Triathlete, Hip & Knee Pain
Condition: Greater Trochanteric Pain Syndrowm (Hip Pain) & Patella Femoral Knee Pain(Runner's Knee)
Treated at: How Clinic, Edinburgh
Device Used: MP200 MasterPuls
Triathlete Sarah Ormerod recently completed the Outlaw Half in Nottingham, which took place on 21 May, it is the equivalent of a half Ironman. The Outlaw Half Nottingham is one of Britain’s most popular events, often selling out in a matter of minutes. The Middle Distance event covers a 1.2 mile open water swim, 56 mile bike ride and a 13.1 mile run, which must be completed in less than nine hours.
Sarah's puts her recent success at this event down to Shockwave Therapy. Sarah has been suffering for a number of months with hip pain, this caused a secondary complication of patella femoral knee pain or runner`s knee. She tried Gait Analysis and physio, but to no avail.
Hip pain or GREATER TROCHANTERIC PAIN SYNDROME (GTPS) is a very common condition that can be caused by a wide variety of problems. The pain from greater trochanteric pain syndrome may be localised or may radiate into the posterior/lateral aspect of the thigh/hip and usually increase with activity.

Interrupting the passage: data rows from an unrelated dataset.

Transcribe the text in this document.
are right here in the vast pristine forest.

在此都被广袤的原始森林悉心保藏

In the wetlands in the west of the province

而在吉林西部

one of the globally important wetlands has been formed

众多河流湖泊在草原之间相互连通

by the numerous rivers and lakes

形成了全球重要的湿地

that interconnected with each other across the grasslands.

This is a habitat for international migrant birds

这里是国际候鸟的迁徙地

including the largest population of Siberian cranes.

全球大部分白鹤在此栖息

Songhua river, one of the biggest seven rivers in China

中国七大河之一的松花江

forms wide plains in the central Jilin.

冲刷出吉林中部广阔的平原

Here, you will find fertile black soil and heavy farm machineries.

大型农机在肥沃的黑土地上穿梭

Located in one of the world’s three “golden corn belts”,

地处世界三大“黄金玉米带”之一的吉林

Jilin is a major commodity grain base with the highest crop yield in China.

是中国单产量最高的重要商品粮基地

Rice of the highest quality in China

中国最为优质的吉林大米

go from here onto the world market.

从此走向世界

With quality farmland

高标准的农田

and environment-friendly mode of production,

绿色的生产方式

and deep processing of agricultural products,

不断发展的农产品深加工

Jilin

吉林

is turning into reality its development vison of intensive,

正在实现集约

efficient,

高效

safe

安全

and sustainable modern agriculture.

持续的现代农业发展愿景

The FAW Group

The greater trochanter is the bony bump on the outside of the hip. Hip pain that originates on the outside of your hip, upper thigh area or the outer buttocks is normally caused by issues with the muscles, ligaments, tendons and other soft tissues that surrounds the hip joint. Weakness in your hips and buttocks can then cause problems in other parts of the body, such as the knees.
Runner's knee is caused by irritation of the iliotibial band (a thick band of connective tissue, fascia, on the lateral aspect of the knee, extending from the outside of the pelvis, over your hip and knee). The official name of this injury is the iliotibial band syndrome. Studies suggest that excessive hip adduction increases the tension on the iliotibial band, which then becomes over stretched, thus causing knee pain (Patella Femoral Knee Pain.
Frustrated, unable to run or train due to the pain, Sarah looked into other treatment options. She discovered Shockwave Therapy as a treatment for hip and knee pain, she was able to have both problems treated together. Sarah was treated with the Storz Shockwave device, this delivered sound waves to the painful area to stimulate the body's natural healing process.
Following a course of treatments at the How Clinic, Sarah is now back training and competing in triathlons.